Thursday, October 1, 2015

The Martian

Back in 1979, Ridley Scott stunned moviegoers with Alien. Then, he made another movie called Prometheus (I watched it three times in the cinema. Now, the visual storyteller returns to outer space – with a super-suspenseful saga of an astronaut accidentally stranded on Mars. I'm not a big fan of movie that was based on novels (exceptions was made for Harry Potter), but The Martian was one of the movie I really looking forward to watch because it's about space and humanity. Growing up being a Starkie wasn't a bad thing after all because somehow I'm very interested in space explorations and I believe that one day humans can travel wherever they wanted. We don't have the power to travel and know everything about this galaxy, but this kind of movie gives you an idea what it looked like out there. 
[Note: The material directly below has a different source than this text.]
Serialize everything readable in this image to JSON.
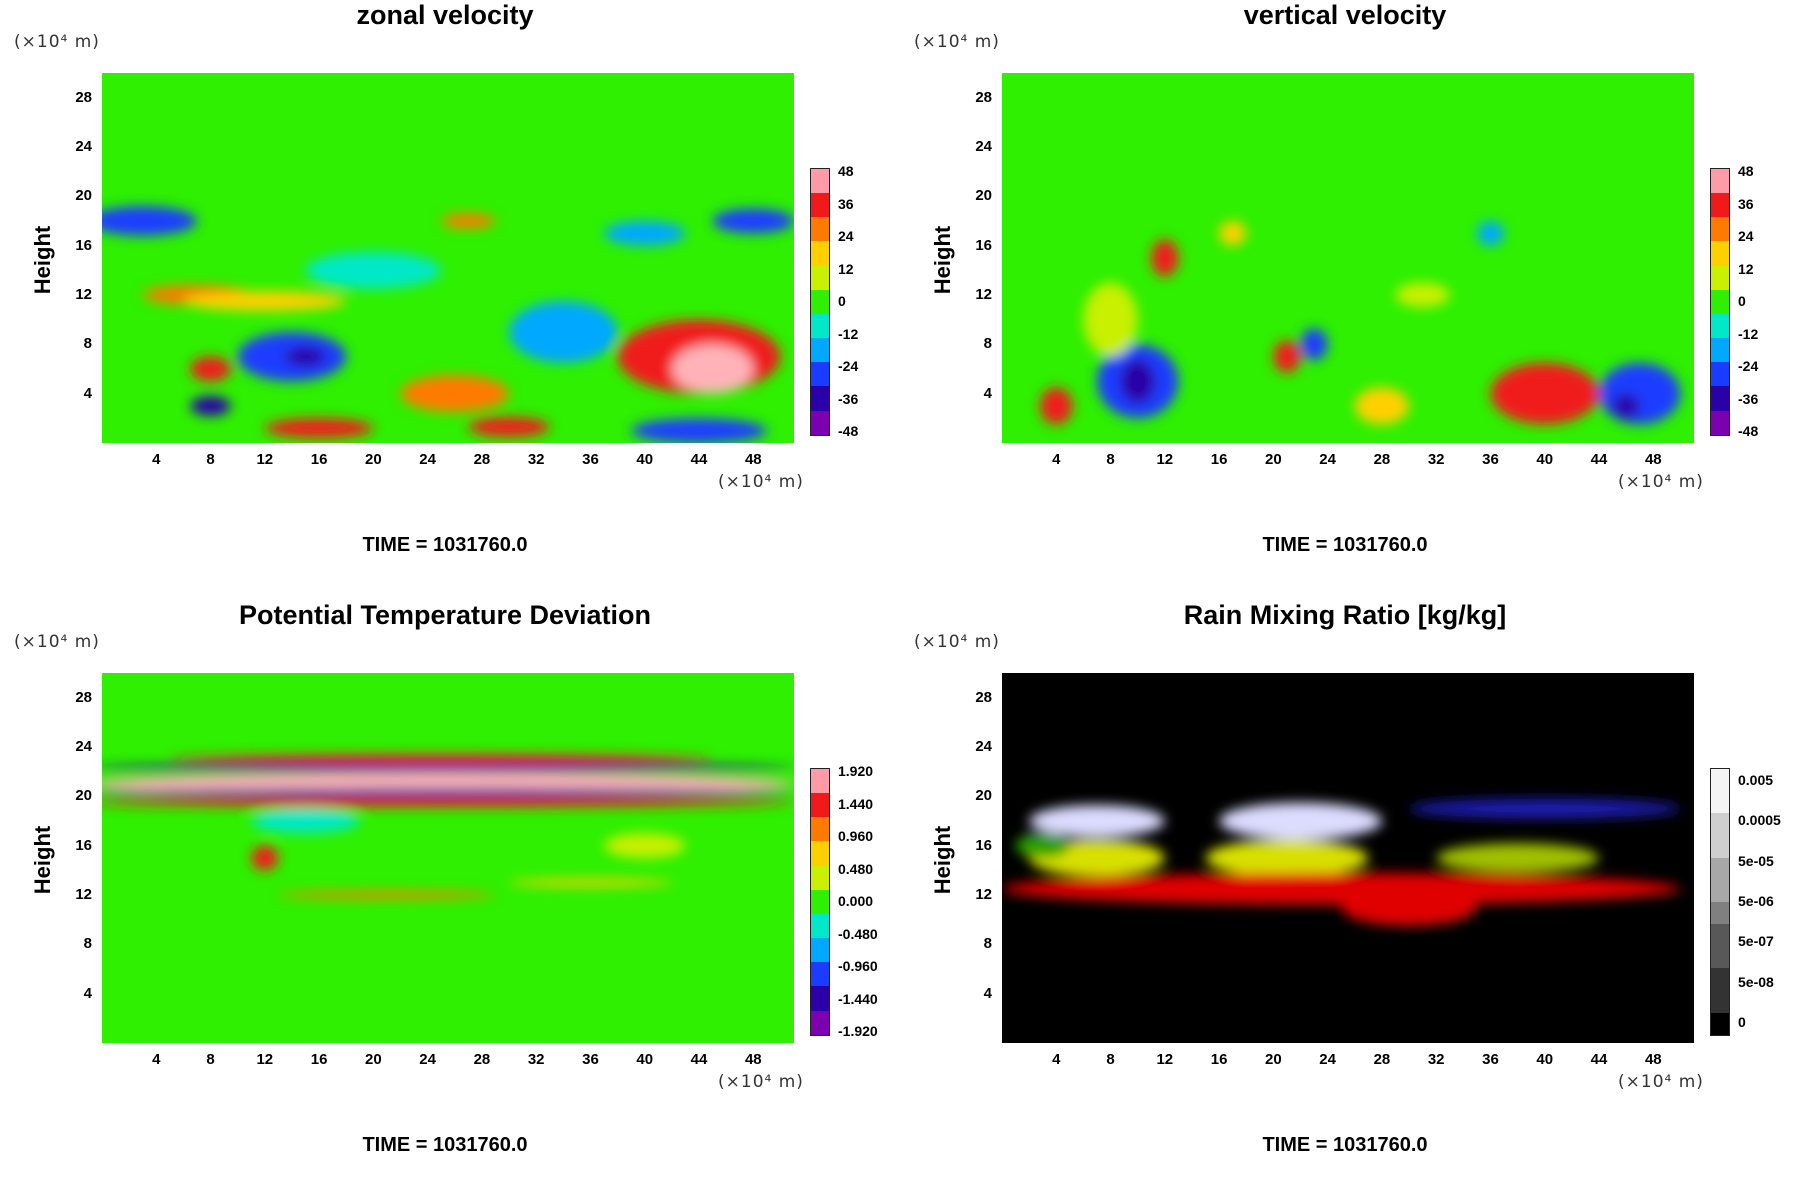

What follows is a very entertaining and pretty darn technically accurate story of how Watney tries to stay alive long enough to let Earth know he’s still among the living and figure out how to get rescued.  One of the things that sets this book apart from many others in the genre is the detail it goes into describing how Watney, who’s a mechanical engineer and botanist, applies his skills to survive.  Watney must figure out how to stretch 50 days of supplies to the nearly two years it will take for the next mission to arrive, how to communicate with Earth and finally how to traverse the Red Planet to the location of a possible rescue. I really enjoyed his sarcastic and sometimes rather dark sense of humor.  I suspect that would be a key survival trait for someone stranded on another planet! Get me this, can you imagine yourself living all alone in a deserted planet and you're the only living out there waiting to die? I keep asking myself this throughout the entire movie. I can't do anything that he did in this movie, let alone survive it for two damn years! I bet I'd die the second I know I was stranded and all alone.

One of the many lessons that I liked in this movie was those solutions didn't always work. Just like in the real world, not all of Watney’s brilliant ideas work out.  In fact, some of them prove to be nearly fatal, such as his first attempt to generate water from hydrozine.  Kids, don’t try this at home! Plus, can you imagine yourself mastering both science and engineering? It's a life bonus if you can master them both and applied it in our daily life.

Personally, one of the downers about this movie was they didn't actually captured the moment when they had a 'slingshot' to go back to Mars. I wanted to see their faces and how fast that capsule can travel with the help of gravity (just like in Interstellar). Remember in Armageddon when they had to go very fast their body ached and screamed like a bunch of mad men? I was looking forward for that scene in this movie when they mentioned they have to go back to Mars by using the laws of gravity in order to save their fuels, but I didn't quite get that expression I was searching for.

It's possible to nitpick and complain about the structure of The Martian, but at the end of it all, I can't help but say I was inspired by it and that's what matters the most. Like Interstellar before it, deep down The Martian is all about telling the kids growing up now that, yes, you can dream about going to Mars. When we work together, or even when we're alone and determined – "where there's a will there's a way" – and we can accomplish anything, even the impossible. If everybody says it won't work, screw them, just go out and do it. I love that Ridley Scott is having fun with the sci-fi genre again. Go see The Martian and be inspired again.

p/s: Please stop comparing The Martian with Interstellar and biased by it. They are not the same, end of story.